学校は,リーダーシップを育てる機能ももっていますが,
それは40人中1人とか2人でいいというわけではありません。
学校には,教科の学習,日々の生活,運動会や学芸会,宿泊を伴う移動教室のような行事など,様々な活動場面があります。
教師は,それぞれの活動場面で活躍できる子どもにリーダーシップの意味や意義を考えさせる機会を与えなければなりません。
クラスとしてのまとまり感が最も出しやすいのが学校行事です。
ここでは,学級委員のように年度当初に選出された子どもではなく,
毎日の生活の中で,その長所が発揮されてきて,周囲も認めるようになった子どもにリーダーをさせてあげることも必要になるでしょう。
運動会の~については~さんがリーダー,~の競技は~さん,ダンスは~さん・・・
学芸会の歌については~さん,劇については~さん・・・・
こういう子どもたちが教師のためではなく,自分たちのために自分たちががんばるという自立の精神を養っていくのが,教育のたいせつなはたらきです。

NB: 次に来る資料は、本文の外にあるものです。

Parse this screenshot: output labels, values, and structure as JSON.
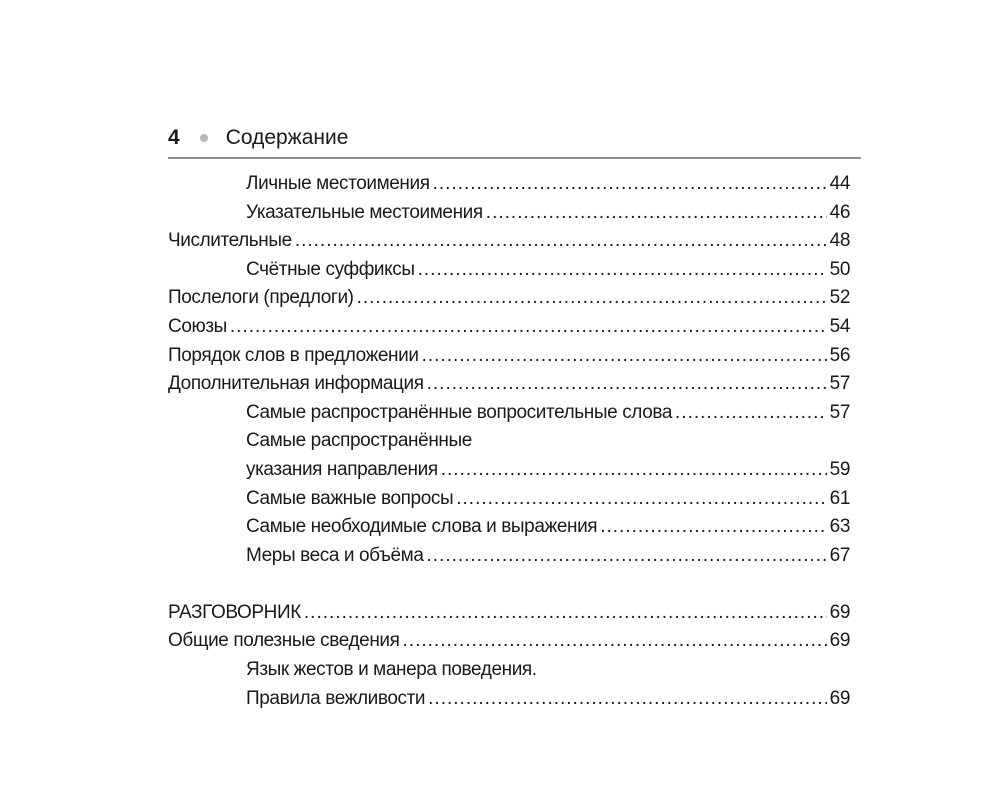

一番やさしい「指導」というのは,教師がリーダーシップをとって,自分でやってしまうこと。
こういう教師を「指導力のある教師」と呼んでうかれている小学校からきた生徒たちは,
中学校でみじめな思いをします。
「子どもにリーダー性のあるのがいない」教師は,リーダーシップを育てる指導力がないか,
自分もリーダーシップを発揮できないかのどちらかでしょう。
子どもは教師のためにがんばるのではありません。
そこを勘違いしている教師たちが,半世紀以上たっても消えないのが,歯がゆくてなりません。
教育勅語でいう「朕」が自分だと勘違いしている人の教育論は,読んでいても腹が立つばかりです。